So often I hear my Biblical literalist friends object that Jesus really didn’t mean that! He was speaking metaphorically, symbolically or poetically, merely to capture the attention of his hearers.
My sisters and brothers, we Catholics together with our Orthodox brothers and sisters, have, for nearly 2000 years taken these life-giving words of Jesus as the literal truth. It is precisely this teaching that informs and gives breadth and context to the meal that Jesus shared the night before He died. For in the midst of the Jewish Passover meal, Jesus would leave to His followers and would gift the Church, a lasting memorial of His presence in the simple earthly elements of Bread and Wine. While our Catholic theology on the Eucharist has wrestled down through the centuries with the question, ‘how,’ this can be through such revered terms as ‘transubstantiation,’ the core truth, the ‘why’ of so great a gift, should never be forgotten.
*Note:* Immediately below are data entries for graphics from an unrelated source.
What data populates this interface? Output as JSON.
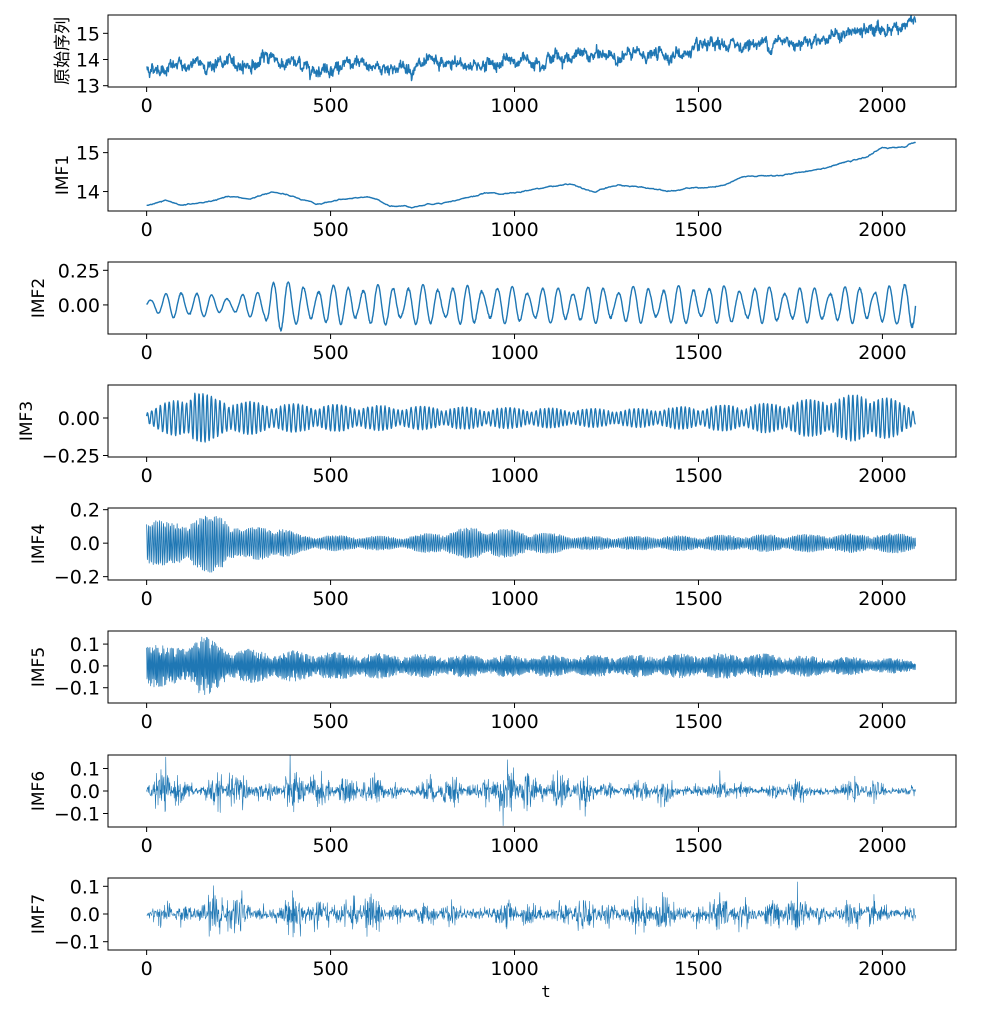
{
  "chart_data": {
    "type": "line",
    "series_color": "#1f77b4",
    "xlabel": "t",
    "xlim": [
      -105,
      2200
    ],
    "xticks": [
      "0",
      "500",
      "1000",
      "1500",
      "2000"
    ],
    "n_points": 2091,
    "panels": [
      {
        "ylabel": "原始序列",
        "ylim": [
          12.95,
          15.7
        ],
        "yticks": [
          {
            "v": 13,
            "label": "13"
          },
          {
            "v": 14,
            "label": "14"
          },
          {
            "v": 15,
            "label": "15"
          }
        ],
        "kind": "trend_noise",
        "trend": [
          [
            0,
            13.65
          ],
          [
            100,
            13.75
          ],
          [
            200,
            13.85
          ],
          [
            300,
            13.8
          ],
          [
            340,
            14.2
          ],
          [
            360,
            13.9
          ],
          [
            450,
            13.7
          ],
          [
            550,
            13.75
          ],
          [
            700,
            13.7
          ],
          [
            800,
            13.75
          ],
          [
            950,
            13.85
          ],
          [
            1100,
            14.1
          ],
          [
            1300,
            14.15
          ],
          [
            1450,
            14.2
          ],
          [
            1600,
            14.55
          ],
          [
            1750,
            14.7
          ],
          [
            1900,
            14.95
          ],
          [
            2000,
            15.15
          ],
          [
            2090,
            15.4
          ]
        ],
        "noise": 0.17,
        "linewidth": 1.4
      },
      {
        "ylabel": "IMF1",
        "ylim": [
          13.5,
          15.35
        ],
        "yticks": [
          {
            "v": 14,
            "label": "14"
          },
          {
            "v": 15,
            "label": "15"
          }
        ],
        "kind": "smooth",
        "trend": [
          [
            0,
            13.65
          ],
          [
            50,
            13.75
          ],
          [
            100,
            13.65
          ],
          [
            150,
            13.7
          ],
          [
            220,
            13.85
          ],
          [
            280,
            13.8
          ],
          [
            340,
            14.0
          ],
          [
            400,
            13.85
          ],
          [
            460,
            13.65
          ],
          [
            520,
            13.78
          ],
          [
            600,
            13.88
          ],
          [
            660,
            13.65
          ],
          [
            720,
            13.62
          ],
          [
            780,
            13.7
          ],
          [
            850,
            13.8
          ],
          [
            920,
            13.95
          ],
          [
            1000,
            13.95
          ],
          [
            1080,
            14.1
          ],
          [
            1150,
            14.2
          ],
          [
            1220,
            14.0
          ],
          [
            1280,
            14.15
          ],
          [
            1350,
            14.1
          ],
          [
            1420,
            14.05
          ],
          [
            1500,
            14.1
          ],
          [
            1560,
            14.12
          ],
          [
            1620,
            14.35
          ],
          [
            1700,
            14.4
          ],
          [
            1760,
            14.45
          ],
          [
            1850,
            14.65
          ],
          [
            1950,
            14.85
          ],
          [
            2000,
            15.12
          ],
          [
            2060,
            15.15
          ],
          [
            2090,
            15.28
          ]
        ],
        "noise": 0.02,
        "linewidth": 1.4
      },
      {
        "ylabel": "IMF2",
        "ylim": [
          -0.21,
          0.31
        ],
        "yticks": [
          {
            "v": 0,
            "label": "0.00"
          },
          {
            "v": 0.25,
            "label": "0.25"
          }
        ],
        "kind": "oscillation",
        "period": 42,
        "amp": [
          [
            0,
            0.04
          ],
          [
            100,
            0.12
          ],
          [
            200,
            0.06
          ],
          [
            320,
            0.1
          ],
          [
            340,
            0.28
          ],
          [
            400,
            0.14
          ],
          [
            700,
            0.15
          ],
          [
            1100,
            0.13
          ],
          [
            1500,
            0.14
          ],
          [
            1800,
            0.13
          ],
          [
            2050,
            0.14
          ],
          [
            2090,
            0.28
          ]
        ],
        "linewidth": 1.4
      },
      {
        "ylabel": "IMF3",
        "ylim": [
          -0.26,
          0.22
        ],
        "yticks": [
          {
            "v": -0.25,
            "label": "−0.25"
          },
          {
            "v": 0,
            "label": "0.00"
          }
        ],
        "kind": "oscillation",
        "period": 12,
        "amp": [
          [
            0,
            0.05
          ],
          [
            80,
            0.13
          ],
          [
            130,
            0.2
          ],
          [
            180,
            0.14
          ],
          [
            320,
            0.1
          ],
          [
            700,
            0.08
          ],
          [
            1300,
            0.06
          ],
          [
            1700,
            0.1
          ],
          [
            1980,
            0.17
          ],
          [
            2090,
            0.07
          ]
        ],
        "linewidth": 1.3
      },
      {
        "ylabel": "IMF4",
        "ylim": [
          -0.22,
          0.21
        ],
        "yticks": [
          {
            "v": -0.2,
            "label": "−0.2"
          },
          {
            "v": 0,
            "label": "0.0"
          },
          {
            "v": 0.2,
            "label": "0.2"
          }
        ],
        "kind": "oscillation",
        "period": 5,
        "amp": [
          [
            0,
            0.17
          ],
          [
            60,
            0.12
          ],
          [
            140,
            0.17
          ],
          [
            210,
            0.18
          ],
          [
            260,
            0.08
          ],
          [
            340,
            0.12
          ],
          [
            420,
            0.05
          ],
          [
            700,
            0.04
          ],
          [
            900,
            0.1
          ],
          [
            1200,
            0.04
          ],
          [
            2090,
            0.06
          ]
        ],
        "linewidth": 0.8
      },
      {
        "ylabel": "IMF5",
        "ylim": [
          -0.17,
          0.16
        ],
        "yticks": [
          {
            "v": -0.1,
            "label": "−0.1"
          },
          {
            "v": 0,
            "label": "0.0"
          },
          {
            "v": 0.1,
            "label": "0.1"
          }
        ],
        "kind": "oscillation",
        "period": 3.2,
        "amp": [
          [
            0,
            0.13
          ],
          [
            60,
            0.08
          ],
          [
            150,
            0.14
          ],
          [
            240,
            0.08
          ],
          [
            400,
            0.07
          ],
          [
            560,
            0.06
          ],
          [
            900,
            0.05
          ],
          [
            1300,
            0.05
          ],
          [
            1600,
            0.06
          ],
          [
            2090,
            0.03
          ]
        ],
        "linewidth": 0.7
      },
      {
        "ylabel": "IMF6",
        "ylim": [
          -0.16,
          0.16
        ],
        "yticks": [
          {
            "v": -0.1,
            "label": "−0.1"
          },
          {
            "v": 0,
            "label": "0.0"
          },
          {
            "v": 0.1,
            "label": "0.1"
          }
        ],
        "kind": "noise_burst",
        "amp": [
          [
            0,
            0.05
          ],
          [
            80,
            0.12
          ],
          [
            100,
            0.07
          ],
          [
            250,
            0.09
          ],
          [
            500,
            0.1
          ],
          [
            700,
            0.05
          ],
          [
            1100,
            0.13
          ],
          [
            1200,
            0.06
          ],
          [
            1600,
            0.05
          ],
          [
            2090,
            0.04
          ]
        ],
        "linewidth": 0.6
      },
      {
        "ylabel": "IMF7",
        "ylim": [
          -0.13,
          0.13
        ],
        "yticks": [
          {
            "v": -0.1,
            "label": "−0.1"
          },
          {
            "v": 0,
            "label": "0.0"
          },
          {
            "v": 0.1,
            "label": "0.1"
          }
        ],
        "kind": "noise_burst",
        "amp": [
          [
            0,
            0.02
          ],
          [
            200,
            0.11
          ],
          [
            300,
            0.05
          ],
          [
            500,
            0.09
          ],
          [
            800,
            0.04
          ],
          [
            1300,
            0.07
          ],
          [
            1800,
            0.07
          ],
          [
            2090,
            0.04
          ]
        ],
        "linewidth": 0.6
      }
    ]
  }
}
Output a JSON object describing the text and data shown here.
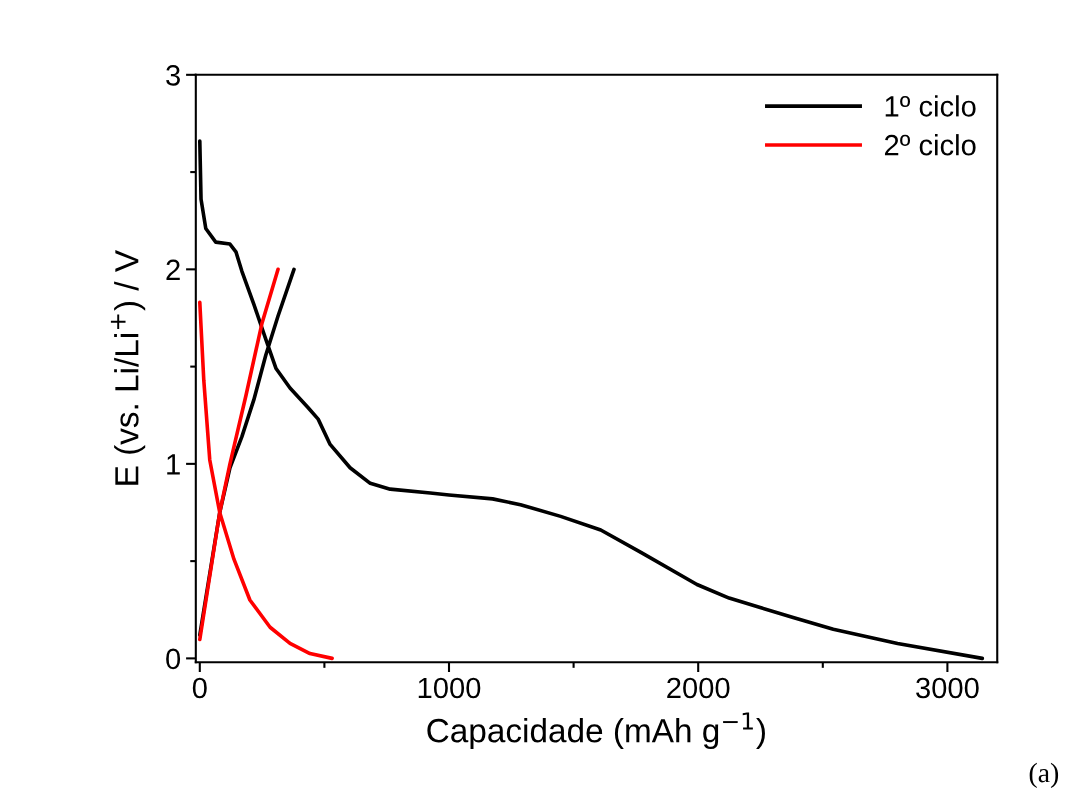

Just as the manna given by God’s hand to the Israelites sustained them in their desert journey, so too, the gift of the Lord’s Body and Blood, his risen and substantial presence in the Holy Eucharist, sustains and gives us courage and strength in our pilgrimage through this life to the next.
While we refer to one’s last communion by the beautiful term, viaticum – literarily, ‘food for the journey,’ in a very real sense every reception of the Holy Eucharist, is indeed ‘food for our journey.’ For, as the Lord has promised, it is his abiding friendship and real presence that will companion us through this life to the life that will have no end.